Time flies when you’re having fun! A year ago we launched Trellis, the new platform for scientific communication and collaboration, into a private beta. Launched as a “minimum viable product,” Trellis had a basic set of features including professional profiles, newsfeeds, discussions, and group hierarchies. We launched with just a couple of groups, including Public Engagement with Science and Tools for Evidence-Based Action, and a hundred or so members.
A year later, how different things look. We now have around 6,000 members from across disciplines and around the world. One of our favorite moments of the year happened during a demo with an interested scientist from New Zealand. When we asked him how he had heard of Trellis, he said “Well, I was at a conference in Hanoi and someone was talking about it.” You know what they say (roughly paraphrased) – “if they’re talking about you in Hanoi …”

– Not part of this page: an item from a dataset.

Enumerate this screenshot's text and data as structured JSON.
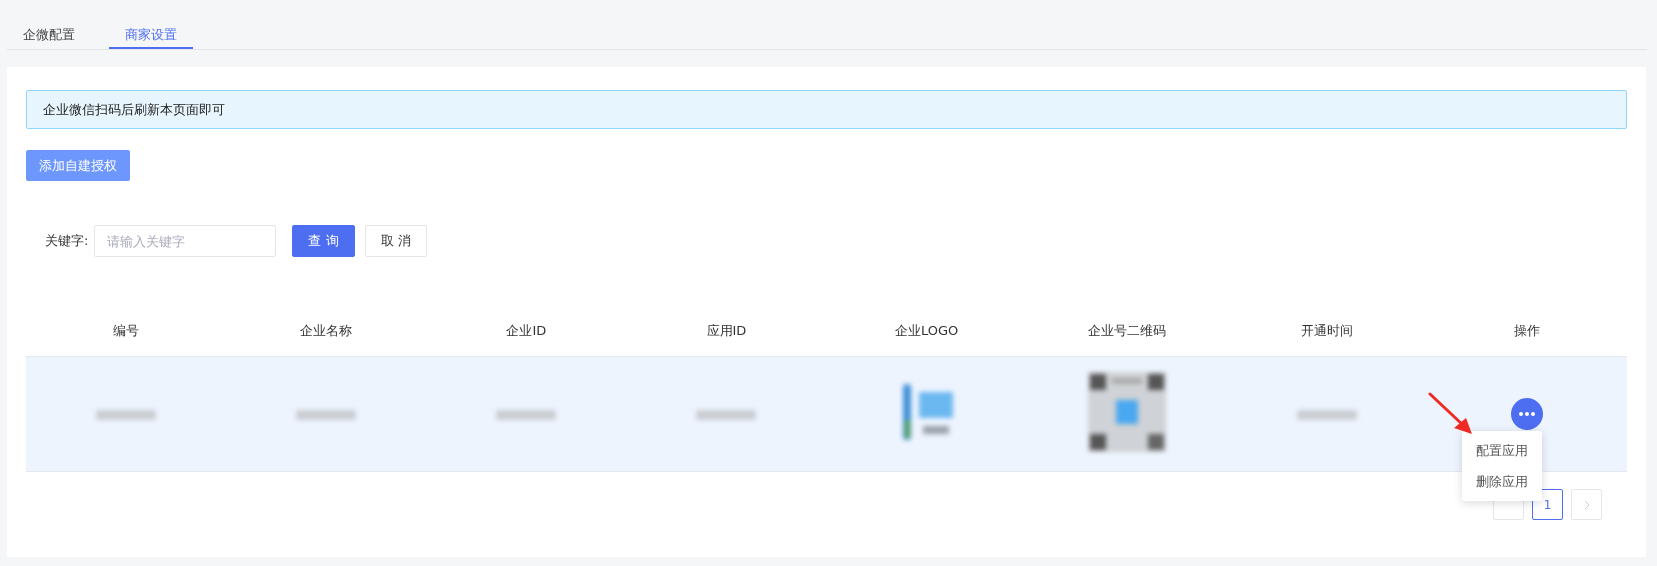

Trellis users are already doing incredible things. There are lab groups holding journal clubs. An NSF-funded research project is bringing together surface and subsurface geoscientists to studying the Great Oxygenation Event. There are large communities of practice discussing topics like Public Engagement or Broader Impacts. An international group is discussing advances in animal husbandry. There are groups developing new materials for mathematics instruction. Scientific associations (including AAAS) are testing Trellis as their platform for engagement with and among their members. And much more. The breadth of use is really exciting.
As a platform, Trellis has grown by leaps and bounds. From that initial minimum product, we have added Document Sharing, Status Updates, Shared Events Calendars, Group-branded Notifications (and the ability to control your notifications), Admin tools (including a full suite of content moderation), and untold enhancements to all of the above based on the feedback of our members. And we are not stopping there. We are continuing to improve all of those tools while looking ahead to adding more capabilities, such as collaborative authoring and ORCID support. And because we control our own development roadmap, we are able to respond to our members’ needs and feedback in a timely way.
So with a year under our belts, we can’t wait for the year to come. Not only will we be welcoming a swelling number of users (and hopefully opening up to individual members by the end of March or beginning of April), but we also will be continuing to enhance the capabilities of the platform. And, thanks to the generous support of the Sloan Foundation, we will be developing and introducing the AAAS Community Engagement Fellows program to help professionalize and institutionalize the role of the community engagement manager in the scientific community.
Thank you for all of your participation and support.